At 8:50 AM +0000 on 8/7/96, Steve Finley wrote regarding Re: Re[4]: THE
>Boy, are the analogies people use illustrative or what! Steve
>Krause's idea that favorite colors (green and purple) are analogous
>to one's choice and defense of a religion rest on the assumption that
>there is no religion truer than another, and that, more importantly,
>there's nothing for students to talk about in trying to establish one
>as truer, wiser, or whatever, than another. This requires us, of
>course, to be in the position to be so far above, or outside of,
>religion and faith that we can say it's all just insignificant
>squabbling about preferences that really don't much matter and don't
>rest on any kinds of substantive claims at all.

Steve -

I'm not so sure Steve Krause is writing off religion and faith as
insignificant squabbles with his analogies. I read him as suggesting that
many people will place matters of religion--like matters of
taste--off-limits for discussion or debate. I see this all the time in how
FY students tend to use "in my opinion" in their papers: as walling off the
claim from discussion.
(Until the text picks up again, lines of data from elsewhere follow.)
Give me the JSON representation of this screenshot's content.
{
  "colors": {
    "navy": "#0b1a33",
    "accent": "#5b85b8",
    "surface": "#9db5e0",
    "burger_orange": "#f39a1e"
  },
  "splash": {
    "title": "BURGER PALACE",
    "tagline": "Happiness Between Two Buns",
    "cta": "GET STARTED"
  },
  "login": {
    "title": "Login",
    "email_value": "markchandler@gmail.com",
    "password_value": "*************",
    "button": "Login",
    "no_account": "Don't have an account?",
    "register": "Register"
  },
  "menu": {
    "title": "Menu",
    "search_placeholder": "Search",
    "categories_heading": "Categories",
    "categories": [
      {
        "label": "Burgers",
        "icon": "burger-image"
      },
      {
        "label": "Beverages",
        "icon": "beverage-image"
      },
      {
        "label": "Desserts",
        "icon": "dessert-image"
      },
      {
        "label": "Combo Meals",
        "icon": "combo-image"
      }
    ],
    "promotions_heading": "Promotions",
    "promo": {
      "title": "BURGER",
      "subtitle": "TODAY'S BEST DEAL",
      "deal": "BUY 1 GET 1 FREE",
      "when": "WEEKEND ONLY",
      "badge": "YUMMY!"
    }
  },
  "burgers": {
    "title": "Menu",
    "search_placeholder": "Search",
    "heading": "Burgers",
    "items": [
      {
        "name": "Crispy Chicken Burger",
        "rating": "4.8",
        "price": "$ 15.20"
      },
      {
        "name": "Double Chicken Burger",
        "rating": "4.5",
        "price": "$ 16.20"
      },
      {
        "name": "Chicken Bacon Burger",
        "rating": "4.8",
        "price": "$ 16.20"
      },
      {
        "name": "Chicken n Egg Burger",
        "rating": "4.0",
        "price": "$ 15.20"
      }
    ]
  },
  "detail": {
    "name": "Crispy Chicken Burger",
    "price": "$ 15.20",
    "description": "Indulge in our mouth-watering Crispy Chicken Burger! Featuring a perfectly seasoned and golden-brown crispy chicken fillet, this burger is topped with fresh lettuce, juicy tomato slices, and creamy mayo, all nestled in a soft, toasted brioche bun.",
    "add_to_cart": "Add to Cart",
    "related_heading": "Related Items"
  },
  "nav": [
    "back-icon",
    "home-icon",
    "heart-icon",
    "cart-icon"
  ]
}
It's shorthand for "That's what I believe and I
don't have to explain why because it's just what I believe and you can
believe what you want to now get off my back." You certainly don't have to
stand above or beyond the debate to find it silly or tedious, just
somewhere outside of it, like at the next table. I would argue, instead,
that in claiming that one religion is truer than another, the rhetor is
implicitly claiming a god's-eye view from outside of the debate.